Robustly defending the “collective right” to self-expression, the Supreme Court of Argentina has upheld legislation establishing limits on the number of broadcasting licences a particular company could hold.
The Oct. 29 ruling brings an end to a five-year legal battle between the Argentine government and the Grupo Clarín media conglomerate, which had argued that the controversial limits represented an unconstitutional infringement on both press freedom and the company’s lawful business interests. The licencing restrictions were part a media law passed by the National Congress in 2008.
The court found that the Argentine government had a legitimate interest in preventing the rise of broadcast monopolies in order to maintain a “free and universal exchange of ideas.” The 392-page ruling cited the Declaration of Principles on Freedom of Expression of the Inter-American Commission on Human Rights.
The court wrote that the right to free expression had both an individual and a collective face, including the right to receive a variety of ideas and opinions. A majority of the seven-member bench concluded that, therefore, it was “necessary to guarantee equal access of all groups and individuals to the instruments of mass communication.”
Justifying congressional interference in the broadcast sector, the court said: “In contrast to what happens with freedom of expression, where, as we have said, the regulatory activity of the state is minimal, the collective aspect demands active protection on the part of the state.”
While the justices acknowledged that there could be alternative ways of protecting that collective right, they suggested that deciding which measures to take was a matter for Congress, not the courts.
The ruling sharply rejected Grupo Clarín’s claim that the articles in question — 41, 45, 48 (paragraph two), and 161 of Law 26.522 (Ley de Medios) — would severely damage the company’s profitability. “A detailed examination of the plaintiff’s report,” the justices said, “makes clear that this claim is a dogmatic affirmation that has not been duly established.”

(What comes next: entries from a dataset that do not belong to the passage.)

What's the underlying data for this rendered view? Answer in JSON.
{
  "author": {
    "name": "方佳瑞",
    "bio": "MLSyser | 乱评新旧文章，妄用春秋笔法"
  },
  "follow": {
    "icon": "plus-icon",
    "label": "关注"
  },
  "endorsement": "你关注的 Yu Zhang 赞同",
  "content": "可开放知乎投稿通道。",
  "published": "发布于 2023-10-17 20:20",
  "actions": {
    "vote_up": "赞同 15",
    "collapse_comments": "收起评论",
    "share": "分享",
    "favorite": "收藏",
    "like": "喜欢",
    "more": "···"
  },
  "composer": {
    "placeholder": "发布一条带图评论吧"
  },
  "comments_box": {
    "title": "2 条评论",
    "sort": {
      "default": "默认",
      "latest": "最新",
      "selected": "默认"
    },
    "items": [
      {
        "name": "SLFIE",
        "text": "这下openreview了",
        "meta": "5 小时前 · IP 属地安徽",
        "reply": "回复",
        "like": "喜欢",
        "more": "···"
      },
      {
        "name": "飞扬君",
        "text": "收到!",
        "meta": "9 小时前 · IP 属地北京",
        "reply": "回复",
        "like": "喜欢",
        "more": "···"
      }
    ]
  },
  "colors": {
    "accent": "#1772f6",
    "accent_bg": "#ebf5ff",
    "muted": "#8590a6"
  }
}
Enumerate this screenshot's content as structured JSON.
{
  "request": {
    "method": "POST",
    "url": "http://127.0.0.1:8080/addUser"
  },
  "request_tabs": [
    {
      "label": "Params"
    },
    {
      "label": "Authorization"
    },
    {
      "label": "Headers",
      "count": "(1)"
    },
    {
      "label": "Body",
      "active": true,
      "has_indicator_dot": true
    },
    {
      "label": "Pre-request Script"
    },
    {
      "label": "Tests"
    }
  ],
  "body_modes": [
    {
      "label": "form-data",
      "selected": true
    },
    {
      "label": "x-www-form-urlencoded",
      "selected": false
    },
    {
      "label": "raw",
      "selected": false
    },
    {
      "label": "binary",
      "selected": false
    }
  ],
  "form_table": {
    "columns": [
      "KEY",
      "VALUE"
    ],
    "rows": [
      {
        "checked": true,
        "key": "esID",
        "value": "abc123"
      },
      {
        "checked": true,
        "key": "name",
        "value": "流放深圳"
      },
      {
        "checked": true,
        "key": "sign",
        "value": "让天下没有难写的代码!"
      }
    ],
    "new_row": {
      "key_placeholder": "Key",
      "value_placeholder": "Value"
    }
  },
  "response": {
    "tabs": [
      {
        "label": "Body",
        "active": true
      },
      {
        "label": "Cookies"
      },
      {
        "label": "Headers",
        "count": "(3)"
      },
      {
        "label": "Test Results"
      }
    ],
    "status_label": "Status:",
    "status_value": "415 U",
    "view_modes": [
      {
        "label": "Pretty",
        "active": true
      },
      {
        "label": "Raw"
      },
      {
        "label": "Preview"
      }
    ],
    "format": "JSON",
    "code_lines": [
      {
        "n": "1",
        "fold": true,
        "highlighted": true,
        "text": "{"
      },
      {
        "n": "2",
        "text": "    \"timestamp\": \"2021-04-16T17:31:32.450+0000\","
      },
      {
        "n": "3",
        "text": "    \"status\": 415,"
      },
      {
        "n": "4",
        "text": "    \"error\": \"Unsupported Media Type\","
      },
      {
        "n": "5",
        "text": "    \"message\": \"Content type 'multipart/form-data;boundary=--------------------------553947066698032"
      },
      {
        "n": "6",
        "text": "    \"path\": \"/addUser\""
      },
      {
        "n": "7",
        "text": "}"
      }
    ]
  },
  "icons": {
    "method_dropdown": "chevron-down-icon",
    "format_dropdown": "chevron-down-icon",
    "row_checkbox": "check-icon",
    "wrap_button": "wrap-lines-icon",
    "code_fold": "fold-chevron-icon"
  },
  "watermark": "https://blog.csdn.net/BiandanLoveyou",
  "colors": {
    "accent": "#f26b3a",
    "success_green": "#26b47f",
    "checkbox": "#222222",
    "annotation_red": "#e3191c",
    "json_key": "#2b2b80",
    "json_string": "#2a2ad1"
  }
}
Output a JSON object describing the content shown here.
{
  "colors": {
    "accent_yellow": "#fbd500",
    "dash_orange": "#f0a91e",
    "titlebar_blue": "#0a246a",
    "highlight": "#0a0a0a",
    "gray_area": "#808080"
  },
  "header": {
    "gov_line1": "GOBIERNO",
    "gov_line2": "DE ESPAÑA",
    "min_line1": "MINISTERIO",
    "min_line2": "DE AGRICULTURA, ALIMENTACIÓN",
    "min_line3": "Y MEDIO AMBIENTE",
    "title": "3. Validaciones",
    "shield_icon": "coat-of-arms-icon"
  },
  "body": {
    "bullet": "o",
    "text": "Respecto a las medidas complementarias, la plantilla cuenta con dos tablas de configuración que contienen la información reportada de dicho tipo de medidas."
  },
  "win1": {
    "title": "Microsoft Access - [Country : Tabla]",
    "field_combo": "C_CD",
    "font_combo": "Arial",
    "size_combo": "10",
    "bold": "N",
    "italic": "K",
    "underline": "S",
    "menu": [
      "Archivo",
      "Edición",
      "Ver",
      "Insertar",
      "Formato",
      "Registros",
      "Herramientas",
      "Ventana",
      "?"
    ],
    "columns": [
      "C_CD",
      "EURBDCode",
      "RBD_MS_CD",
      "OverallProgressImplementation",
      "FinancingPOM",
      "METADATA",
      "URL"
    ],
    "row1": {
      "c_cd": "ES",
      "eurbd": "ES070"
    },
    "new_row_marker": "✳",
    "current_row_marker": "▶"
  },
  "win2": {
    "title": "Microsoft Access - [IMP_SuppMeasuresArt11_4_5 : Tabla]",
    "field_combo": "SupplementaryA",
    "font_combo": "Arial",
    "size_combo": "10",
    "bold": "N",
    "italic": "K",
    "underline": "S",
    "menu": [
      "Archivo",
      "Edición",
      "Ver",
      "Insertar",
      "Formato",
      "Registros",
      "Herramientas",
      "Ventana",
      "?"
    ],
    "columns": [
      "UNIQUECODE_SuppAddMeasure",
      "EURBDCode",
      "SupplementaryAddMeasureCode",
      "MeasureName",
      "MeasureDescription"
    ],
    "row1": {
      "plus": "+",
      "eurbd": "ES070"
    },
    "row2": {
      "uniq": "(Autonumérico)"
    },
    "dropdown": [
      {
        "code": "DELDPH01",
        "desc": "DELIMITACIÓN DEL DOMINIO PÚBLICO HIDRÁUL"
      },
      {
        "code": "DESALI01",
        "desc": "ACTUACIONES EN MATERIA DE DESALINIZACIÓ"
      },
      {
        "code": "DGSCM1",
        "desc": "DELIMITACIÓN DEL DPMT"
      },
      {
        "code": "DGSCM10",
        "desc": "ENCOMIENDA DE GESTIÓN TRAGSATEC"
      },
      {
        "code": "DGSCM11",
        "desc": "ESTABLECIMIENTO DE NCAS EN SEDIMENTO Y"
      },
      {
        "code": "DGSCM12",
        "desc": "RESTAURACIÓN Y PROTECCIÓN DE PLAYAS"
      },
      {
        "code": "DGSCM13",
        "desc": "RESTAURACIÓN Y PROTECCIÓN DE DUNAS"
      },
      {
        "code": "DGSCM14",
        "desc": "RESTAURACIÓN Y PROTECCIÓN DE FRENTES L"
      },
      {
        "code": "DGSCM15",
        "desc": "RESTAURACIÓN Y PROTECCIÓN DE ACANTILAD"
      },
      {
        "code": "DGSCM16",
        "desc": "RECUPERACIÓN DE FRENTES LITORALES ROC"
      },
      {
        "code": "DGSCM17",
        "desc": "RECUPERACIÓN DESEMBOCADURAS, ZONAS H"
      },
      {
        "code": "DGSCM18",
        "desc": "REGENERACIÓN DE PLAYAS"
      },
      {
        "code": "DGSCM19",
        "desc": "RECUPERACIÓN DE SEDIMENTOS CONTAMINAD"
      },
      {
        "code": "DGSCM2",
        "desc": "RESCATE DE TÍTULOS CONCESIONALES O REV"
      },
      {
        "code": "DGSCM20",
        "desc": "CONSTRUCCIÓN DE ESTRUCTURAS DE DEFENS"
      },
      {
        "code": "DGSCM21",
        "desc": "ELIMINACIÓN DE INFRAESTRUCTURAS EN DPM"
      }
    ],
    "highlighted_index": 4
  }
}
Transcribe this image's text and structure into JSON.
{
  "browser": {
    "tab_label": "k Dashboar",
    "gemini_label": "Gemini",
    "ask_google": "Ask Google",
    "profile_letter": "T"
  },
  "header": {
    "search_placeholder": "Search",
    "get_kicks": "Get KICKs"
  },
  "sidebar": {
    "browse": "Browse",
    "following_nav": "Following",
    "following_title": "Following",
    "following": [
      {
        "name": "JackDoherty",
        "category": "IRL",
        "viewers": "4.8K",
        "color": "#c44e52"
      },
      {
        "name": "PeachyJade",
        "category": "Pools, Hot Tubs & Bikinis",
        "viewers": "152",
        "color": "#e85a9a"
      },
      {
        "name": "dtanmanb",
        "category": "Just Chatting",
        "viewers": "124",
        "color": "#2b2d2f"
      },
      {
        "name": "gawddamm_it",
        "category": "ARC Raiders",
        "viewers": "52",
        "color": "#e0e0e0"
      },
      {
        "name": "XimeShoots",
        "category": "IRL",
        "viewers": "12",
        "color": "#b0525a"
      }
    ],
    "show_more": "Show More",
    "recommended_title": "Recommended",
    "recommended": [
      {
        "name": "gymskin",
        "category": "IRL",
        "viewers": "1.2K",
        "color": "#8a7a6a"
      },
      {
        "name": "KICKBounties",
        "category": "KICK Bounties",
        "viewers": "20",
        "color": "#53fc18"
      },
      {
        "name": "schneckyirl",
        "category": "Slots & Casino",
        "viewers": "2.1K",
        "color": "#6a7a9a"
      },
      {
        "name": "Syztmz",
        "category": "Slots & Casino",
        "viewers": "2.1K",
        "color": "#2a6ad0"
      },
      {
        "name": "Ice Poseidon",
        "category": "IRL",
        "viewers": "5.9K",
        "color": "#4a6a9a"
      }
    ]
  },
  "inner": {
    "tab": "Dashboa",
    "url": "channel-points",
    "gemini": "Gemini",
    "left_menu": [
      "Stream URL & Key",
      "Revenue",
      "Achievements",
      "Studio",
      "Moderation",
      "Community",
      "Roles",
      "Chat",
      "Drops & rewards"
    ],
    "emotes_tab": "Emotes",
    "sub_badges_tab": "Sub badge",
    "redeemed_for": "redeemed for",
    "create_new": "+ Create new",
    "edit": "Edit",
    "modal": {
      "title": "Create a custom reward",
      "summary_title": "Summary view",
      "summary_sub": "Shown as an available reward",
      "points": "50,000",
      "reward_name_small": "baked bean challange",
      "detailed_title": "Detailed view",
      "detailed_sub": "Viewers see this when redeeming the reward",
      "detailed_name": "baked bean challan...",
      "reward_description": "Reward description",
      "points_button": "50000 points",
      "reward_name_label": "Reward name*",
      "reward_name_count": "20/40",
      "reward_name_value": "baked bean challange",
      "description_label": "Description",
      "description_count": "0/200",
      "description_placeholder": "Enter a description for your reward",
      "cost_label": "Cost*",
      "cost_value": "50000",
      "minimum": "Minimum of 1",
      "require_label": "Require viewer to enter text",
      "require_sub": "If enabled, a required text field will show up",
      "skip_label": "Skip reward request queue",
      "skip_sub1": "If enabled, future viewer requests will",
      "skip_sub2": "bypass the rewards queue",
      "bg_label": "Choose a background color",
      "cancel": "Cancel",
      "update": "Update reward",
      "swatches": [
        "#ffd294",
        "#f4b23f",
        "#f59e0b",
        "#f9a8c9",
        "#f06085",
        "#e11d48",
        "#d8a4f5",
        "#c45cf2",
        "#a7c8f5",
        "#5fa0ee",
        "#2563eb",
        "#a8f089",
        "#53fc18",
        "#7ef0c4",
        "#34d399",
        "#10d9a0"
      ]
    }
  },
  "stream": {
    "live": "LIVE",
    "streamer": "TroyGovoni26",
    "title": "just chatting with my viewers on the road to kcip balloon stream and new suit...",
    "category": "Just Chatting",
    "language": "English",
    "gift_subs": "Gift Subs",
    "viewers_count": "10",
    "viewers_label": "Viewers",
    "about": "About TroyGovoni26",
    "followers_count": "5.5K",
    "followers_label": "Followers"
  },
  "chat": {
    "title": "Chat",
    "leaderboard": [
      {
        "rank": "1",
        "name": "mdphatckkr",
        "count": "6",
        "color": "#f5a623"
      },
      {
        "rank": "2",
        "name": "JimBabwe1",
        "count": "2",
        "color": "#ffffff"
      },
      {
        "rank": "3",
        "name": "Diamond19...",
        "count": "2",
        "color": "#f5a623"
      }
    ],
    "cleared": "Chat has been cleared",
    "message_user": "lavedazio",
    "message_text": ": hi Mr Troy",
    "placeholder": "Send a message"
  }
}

Article 45 limits companies to 24 cable television licenses in addition to 10 open frequency radio or television licences. Grupo Clarín, at last count, owned 240 cable television broadcasters, 10 radio stations, and 4 television channels, and the Clarín newspaper.
But the court said Grupo Clarín could simply adjust certain variables — such as the number of employees, the price of its goods, and the amount of capital investment — to “reestablish a balance in the flow of funds.”
It is now expected that Grupo Clarín will be forced to divest of companies in excess of the limits, according to procedures established by Article 161. In a statement, Grupo Clarín said it would respect the Court’s ruling, but that it was considering the possibility of appealing the case at the international level. Grupo Clarín maintained that the four articles in question violated “not only the Argentine Constitution, but also the American Convention on Human Rights” as well as recent decisions by the Inter-American Court of Human Rights.
The statement also criticised the court for failing “to consider the value of independent journalism as a prerequisite for freedom of expression” and warned that the media’s ability to critique political power would come under increasing threat. Grupo Clarín highlighted what it called “government colonisation of the media.” Some 80% of broadcast media now followed directly or indirectly the government line, it said.
Barbara Trionfi, press freedom manager at the International Press Institute (IPI), said IPI had long urged both sides in the seesawing battle between Grupo Clarín and the administration of President Cristina Fernández de Kirchner to allow the justice system to do its job.
“In IPI’s view, diversity of media content is an important indicator of press freedom and, in an ideal world, editorial independence should provide sufficient guarantees for it, independently from ownership structures.” Trionfi said. “If legal remedies are believed to be necessary to preserve diversity of content, it is critical that such laws are implemented for the sole purpose of improving people’s access to different ideas and opinions, and not to punish certain media for expressing views critical of the government.”
She added: “All media in Argentina, including and perhaps especially public media, should continue to strive for editorial independence. Only in this way can the interests of democratic society truly be served.”
The Supreme Court also underscored that its findings would have no meaning if the news media “became mere instruments of support for a fashionable policy or a way of eliminating the design and pluralistic debate of ideas.” The same, it said, applied to public media that “become spaces serving governmental interests.” The justices also highlighted the importance of transparent policies in the distribution of public advertising.
IPI continues to urge President Fernández and her political allies to refrain from public attacks on media critical of their actions and policies, including Grupo Clarín. Such attacks — which have included verbal harassment through official channels — are not in line with efforts apparently intended to increase respect for pluralism of opinion.
The court’s decision came just two days after mid-term elections handed a setback to Fernández’s party. While her Front for Victory retained a slight majority in both houses of Congress, the party came in a distant third in Buenos Aires province, where an estimated 37% of Argentine voters live.